P

Penelope, it was a name once. Now it is just an echo in the mouth of an accursed mother.

"Emotionally I am as stable as a city of houses, built of cards," she cries. And she does. The soft silvering of her cheek, as the saline drip prances to the tip of her tongue, sparkles. The salty taste a wish in the night. Where was her true love? How she wishes he were here, even if just for a moment. He should be with her, his warm arms embracing her. His chin resting heavily on her shoulder as he whispers quiet secrets to her eager ears. The warmth of him against her back. He isn’t here for he was not her man. He was with her only when he could not find another. The darkness of him stares her in the face. To him she may as well be inflatable and spend the days folded up in the drawer under his bed. Yet she loved him, she loves him, for all of it. For all that he does to her through the moments.

She lies entangled in her sadness and her dream, for up the stairs walks a beast of burden carrying on it the love of. Of. Of something her heart needs to feel. Perhaps? Even the wind in a land of dreams can lead to the truth. Or the lie. A fish swims through the waters of her mind, alone in endless contemplation. Misery floats there waiting to snag the unsuspecting. The man who walks on the water. Though only the lie can feed it, starvation will never blight the foul life it has. Immortal the misery is. Unless the fish turns.

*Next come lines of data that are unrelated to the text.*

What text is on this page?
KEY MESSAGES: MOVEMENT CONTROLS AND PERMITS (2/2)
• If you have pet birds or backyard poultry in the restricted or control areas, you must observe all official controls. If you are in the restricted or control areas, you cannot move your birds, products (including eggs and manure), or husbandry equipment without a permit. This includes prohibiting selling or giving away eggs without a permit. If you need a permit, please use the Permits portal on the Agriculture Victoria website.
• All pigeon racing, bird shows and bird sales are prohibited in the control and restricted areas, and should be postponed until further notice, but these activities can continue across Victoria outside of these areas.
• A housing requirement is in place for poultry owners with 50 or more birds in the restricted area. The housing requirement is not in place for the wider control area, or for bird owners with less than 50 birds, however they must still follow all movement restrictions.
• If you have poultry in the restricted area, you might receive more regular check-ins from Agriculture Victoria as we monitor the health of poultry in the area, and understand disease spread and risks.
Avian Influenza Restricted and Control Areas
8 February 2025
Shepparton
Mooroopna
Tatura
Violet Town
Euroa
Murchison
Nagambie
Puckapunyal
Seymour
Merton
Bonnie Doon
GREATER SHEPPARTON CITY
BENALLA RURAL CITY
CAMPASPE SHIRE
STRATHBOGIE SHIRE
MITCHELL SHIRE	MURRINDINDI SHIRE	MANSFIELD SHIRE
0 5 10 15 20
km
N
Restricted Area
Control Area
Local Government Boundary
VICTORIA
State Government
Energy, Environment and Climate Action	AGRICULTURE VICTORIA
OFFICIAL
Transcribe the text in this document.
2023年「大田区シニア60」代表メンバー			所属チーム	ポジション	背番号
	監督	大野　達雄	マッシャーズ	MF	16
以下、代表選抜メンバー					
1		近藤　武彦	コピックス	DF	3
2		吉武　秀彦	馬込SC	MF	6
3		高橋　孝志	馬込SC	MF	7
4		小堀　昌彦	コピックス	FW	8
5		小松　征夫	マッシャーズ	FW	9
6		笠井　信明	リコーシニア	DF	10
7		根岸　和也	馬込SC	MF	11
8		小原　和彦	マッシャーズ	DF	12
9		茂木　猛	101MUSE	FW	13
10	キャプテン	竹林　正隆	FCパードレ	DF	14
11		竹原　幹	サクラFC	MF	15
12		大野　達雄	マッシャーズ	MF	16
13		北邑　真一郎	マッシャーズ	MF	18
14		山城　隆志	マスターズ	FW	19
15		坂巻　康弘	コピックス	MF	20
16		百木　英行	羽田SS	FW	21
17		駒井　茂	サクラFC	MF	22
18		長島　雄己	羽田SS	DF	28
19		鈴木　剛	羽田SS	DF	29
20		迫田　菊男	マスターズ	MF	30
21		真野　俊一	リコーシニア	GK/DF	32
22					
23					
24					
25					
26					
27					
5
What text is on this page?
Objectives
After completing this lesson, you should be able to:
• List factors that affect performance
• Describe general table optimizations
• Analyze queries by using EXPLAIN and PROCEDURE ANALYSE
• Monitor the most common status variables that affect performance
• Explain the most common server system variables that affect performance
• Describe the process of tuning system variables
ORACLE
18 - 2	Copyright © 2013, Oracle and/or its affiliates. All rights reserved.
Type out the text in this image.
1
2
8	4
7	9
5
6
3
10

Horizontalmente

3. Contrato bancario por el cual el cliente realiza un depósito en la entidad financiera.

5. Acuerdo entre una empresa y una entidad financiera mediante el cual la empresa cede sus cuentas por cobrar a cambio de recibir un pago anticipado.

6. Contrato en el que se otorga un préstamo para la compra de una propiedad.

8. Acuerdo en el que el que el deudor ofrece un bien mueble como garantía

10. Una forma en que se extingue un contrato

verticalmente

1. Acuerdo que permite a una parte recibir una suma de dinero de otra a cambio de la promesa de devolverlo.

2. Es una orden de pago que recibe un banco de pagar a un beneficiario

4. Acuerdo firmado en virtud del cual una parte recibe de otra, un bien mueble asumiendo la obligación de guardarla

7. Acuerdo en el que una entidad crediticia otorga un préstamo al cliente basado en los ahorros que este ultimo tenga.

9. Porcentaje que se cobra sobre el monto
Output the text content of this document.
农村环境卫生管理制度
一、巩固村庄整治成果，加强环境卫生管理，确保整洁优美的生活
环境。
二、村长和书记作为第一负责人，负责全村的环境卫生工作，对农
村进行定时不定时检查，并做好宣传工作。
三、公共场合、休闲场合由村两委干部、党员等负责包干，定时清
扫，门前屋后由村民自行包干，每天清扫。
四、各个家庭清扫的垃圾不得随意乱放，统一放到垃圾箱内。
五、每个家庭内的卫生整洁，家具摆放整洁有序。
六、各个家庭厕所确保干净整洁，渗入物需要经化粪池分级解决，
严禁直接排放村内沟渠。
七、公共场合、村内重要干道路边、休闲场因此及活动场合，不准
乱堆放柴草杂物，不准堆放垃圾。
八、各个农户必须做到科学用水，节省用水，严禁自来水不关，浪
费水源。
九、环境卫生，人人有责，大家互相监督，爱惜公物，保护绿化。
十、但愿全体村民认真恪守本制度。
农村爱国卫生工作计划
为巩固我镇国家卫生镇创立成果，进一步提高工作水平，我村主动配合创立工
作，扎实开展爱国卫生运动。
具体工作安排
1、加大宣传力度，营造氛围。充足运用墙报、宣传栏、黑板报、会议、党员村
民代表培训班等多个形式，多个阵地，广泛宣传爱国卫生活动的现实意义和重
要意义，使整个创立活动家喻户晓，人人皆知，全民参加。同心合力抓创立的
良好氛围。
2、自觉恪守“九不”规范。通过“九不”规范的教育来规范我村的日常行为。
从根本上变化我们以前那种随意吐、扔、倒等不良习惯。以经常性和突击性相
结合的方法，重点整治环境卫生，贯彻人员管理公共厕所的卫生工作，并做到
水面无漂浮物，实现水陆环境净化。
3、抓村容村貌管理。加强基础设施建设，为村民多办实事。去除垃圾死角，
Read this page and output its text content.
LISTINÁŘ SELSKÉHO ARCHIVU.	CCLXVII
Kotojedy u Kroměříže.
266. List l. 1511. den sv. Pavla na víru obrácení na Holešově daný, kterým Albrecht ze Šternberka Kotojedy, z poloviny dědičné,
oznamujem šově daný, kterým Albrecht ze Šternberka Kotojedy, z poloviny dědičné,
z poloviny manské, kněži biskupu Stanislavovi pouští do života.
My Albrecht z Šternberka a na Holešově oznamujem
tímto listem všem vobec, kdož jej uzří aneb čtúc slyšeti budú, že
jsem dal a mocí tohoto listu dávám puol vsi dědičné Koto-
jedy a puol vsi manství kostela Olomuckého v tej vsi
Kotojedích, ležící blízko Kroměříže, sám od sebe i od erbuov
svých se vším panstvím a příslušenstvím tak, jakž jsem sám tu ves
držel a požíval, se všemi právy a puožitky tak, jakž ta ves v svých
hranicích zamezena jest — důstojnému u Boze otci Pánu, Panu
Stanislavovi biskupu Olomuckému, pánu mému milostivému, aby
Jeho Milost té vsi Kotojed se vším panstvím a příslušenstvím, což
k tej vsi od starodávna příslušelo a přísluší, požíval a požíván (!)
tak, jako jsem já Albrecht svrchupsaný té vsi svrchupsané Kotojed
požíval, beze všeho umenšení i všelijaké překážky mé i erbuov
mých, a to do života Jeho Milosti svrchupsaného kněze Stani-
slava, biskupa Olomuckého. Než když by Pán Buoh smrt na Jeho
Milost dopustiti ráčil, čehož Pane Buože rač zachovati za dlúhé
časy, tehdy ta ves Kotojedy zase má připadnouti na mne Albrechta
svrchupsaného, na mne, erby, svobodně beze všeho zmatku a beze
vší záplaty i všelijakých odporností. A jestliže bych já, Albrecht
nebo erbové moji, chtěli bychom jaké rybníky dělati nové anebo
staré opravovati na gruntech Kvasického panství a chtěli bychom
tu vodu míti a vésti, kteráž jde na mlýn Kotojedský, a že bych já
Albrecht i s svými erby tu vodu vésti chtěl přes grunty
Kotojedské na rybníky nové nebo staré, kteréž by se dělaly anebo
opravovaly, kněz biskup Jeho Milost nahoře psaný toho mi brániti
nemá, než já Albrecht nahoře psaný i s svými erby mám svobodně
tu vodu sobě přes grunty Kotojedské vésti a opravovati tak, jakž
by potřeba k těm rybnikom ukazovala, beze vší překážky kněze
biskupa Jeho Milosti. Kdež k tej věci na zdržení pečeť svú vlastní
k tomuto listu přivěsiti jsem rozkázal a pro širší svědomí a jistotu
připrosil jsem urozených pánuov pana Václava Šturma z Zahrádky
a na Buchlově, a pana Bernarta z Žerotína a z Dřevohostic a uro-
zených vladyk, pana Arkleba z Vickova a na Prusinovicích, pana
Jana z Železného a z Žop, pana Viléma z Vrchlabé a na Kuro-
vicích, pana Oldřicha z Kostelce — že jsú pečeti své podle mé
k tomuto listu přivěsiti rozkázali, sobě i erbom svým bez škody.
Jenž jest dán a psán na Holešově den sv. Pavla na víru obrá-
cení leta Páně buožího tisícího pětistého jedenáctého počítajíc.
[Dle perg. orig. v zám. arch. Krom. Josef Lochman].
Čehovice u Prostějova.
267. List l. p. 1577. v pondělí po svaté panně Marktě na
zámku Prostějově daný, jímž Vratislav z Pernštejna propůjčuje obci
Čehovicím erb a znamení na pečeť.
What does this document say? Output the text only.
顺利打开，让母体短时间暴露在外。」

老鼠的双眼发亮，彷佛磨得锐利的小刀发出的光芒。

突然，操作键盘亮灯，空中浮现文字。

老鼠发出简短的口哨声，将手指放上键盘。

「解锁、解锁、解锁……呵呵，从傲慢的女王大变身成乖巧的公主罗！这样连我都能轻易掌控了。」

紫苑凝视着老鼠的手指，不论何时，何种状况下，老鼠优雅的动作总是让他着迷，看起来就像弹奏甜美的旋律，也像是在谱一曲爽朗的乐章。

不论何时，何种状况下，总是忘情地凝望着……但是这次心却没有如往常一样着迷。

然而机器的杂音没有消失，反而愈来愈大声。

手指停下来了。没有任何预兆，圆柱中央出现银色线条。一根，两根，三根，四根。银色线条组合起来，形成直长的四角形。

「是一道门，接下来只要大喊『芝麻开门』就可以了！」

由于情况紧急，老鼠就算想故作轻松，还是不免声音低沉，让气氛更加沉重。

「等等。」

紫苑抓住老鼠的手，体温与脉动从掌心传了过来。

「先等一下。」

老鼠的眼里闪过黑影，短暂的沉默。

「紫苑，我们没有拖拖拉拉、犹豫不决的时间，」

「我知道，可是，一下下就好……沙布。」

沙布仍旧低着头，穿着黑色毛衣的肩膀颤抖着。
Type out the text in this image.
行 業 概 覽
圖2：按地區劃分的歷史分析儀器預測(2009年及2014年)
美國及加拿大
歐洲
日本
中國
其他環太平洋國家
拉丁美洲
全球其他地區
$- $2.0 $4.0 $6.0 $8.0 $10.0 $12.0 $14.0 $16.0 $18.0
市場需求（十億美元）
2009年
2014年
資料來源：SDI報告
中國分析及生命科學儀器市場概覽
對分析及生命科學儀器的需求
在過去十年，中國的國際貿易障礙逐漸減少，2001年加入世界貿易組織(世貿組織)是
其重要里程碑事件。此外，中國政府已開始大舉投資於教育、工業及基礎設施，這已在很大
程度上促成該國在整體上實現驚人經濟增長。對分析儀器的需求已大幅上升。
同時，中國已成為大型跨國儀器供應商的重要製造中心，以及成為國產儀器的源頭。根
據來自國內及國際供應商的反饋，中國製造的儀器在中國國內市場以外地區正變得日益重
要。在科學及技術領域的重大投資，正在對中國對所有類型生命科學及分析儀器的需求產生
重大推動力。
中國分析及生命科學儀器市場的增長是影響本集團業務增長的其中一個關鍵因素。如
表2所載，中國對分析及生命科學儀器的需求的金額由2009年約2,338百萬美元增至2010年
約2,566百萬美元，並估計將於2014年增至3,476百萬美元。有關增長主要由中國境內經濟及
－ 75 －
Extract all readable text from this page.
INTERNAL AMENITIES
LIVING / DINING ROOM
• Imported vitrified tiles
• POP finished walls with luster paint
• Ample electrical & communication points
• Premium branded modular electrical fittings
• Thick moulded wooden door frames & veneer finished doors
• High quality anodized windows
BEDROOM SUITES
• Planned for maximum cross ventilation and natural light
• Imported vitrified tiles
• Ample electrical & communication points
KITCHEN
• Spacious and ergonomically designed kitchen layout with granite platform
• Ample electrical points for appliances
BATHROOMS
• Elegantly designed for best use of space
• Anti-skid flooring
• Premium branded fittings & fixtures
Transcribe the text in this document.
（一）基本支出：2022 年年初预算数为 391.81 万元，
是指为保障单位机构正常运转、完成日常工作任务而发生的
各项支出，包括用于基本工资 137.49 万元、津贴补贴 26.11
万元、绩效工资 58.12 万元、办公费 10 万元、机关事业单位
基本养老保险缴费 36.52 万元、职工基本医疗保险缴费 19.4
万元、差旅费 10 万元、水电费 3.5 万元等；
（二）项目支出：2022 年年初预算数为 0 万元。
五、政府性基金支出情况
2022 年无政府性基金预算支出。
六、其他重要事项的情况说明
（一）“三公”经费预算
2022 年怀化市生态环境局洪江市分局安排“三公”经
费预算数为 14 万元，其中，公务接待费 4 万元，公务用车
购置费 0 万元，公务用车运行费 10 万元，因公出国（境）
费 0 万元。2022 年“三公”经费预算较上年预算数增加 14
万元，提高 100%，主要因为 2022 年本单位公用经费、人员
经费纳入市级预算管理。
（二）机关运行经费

She rolls over tumbling to beneath where she was. The holes worn out of the carpets call to her. Look at what you have done. Silence pours from her mouth. An apology of truth to the lie that rests about her. A sobering scream. So be it. The weevils in the woodwork creep out to devour the floor from under her. Her eyes see the floor, she perceives it, not as it is but as something other. She sees. She sees it as she sees herself, through eyes clouded by her memory. The mists of her mind surround her. Does it surround her friends too? Does everyone see through tainted eyes? She needs to wash them. That is all it needs. Scrub the lie from the windows of her soul. She will see the truth, for all the deceptions that are hidden in it. A little soap, maybe? Will it hurt? Can anything clean a foulness of the spirit? Does anybody care at all? Perhaps no-one else knows. It’s down there; the truth. Buried under the lie. Deep beneath it. Lost in the mind. Found by the eye but lost by the soul. Her mind is leaving her. Or was it never there?

Heaving, she sits. Her arms and legs sprawled about her like a star. She flitters through herself. Dancing up the staircase of her being. Looking at the droplets in her mist. Her vile father by Fortune’s favour now little more than a horrid memory. Her mother. Oh, her mother. The woman who saves up her selflessness in little brown envelopes for the moments when she needs to impress people with it. Her brother, the kind friend. The poor soul fooled by the lie and its mockery to stumble under Fortune’s wheel and be crushed by it. How she misses him.

"Yes, built of cards. On a coffee table with a matchbox at the base of one leg."

She sits. Between the fish and the misery. The man who walks on water. But, she sinks or perhaps she sank, long ago. She is trapped in an instant. She always has been. She will be evermore. Surrounded by the inescapablity of now. She reaches through herself. Her parted mists reveal not what she had thought to find. What was there was not that which she was. "If I am not what I am, what is left of my being, for me to be of?" The entrapments of the lie snap and snarl at the veilless mind. She whispers the words of the truth slowly to her soul. Her eyes see and her mind perceives and her soul believes. The darkness that is the face of the light smiles to her. She embraces its cool shadowy glow.

She sits on the precipice of her mind. On the edge. She sees through clear eyes. The whispers of the wind tug her. She falls, shattering like a porcelain pig full of pennies dropped from a third-storey bedroom window to the brickwork driveway beneath. And all the King’s horses and all the King’s men couldn’t put Humpty together again.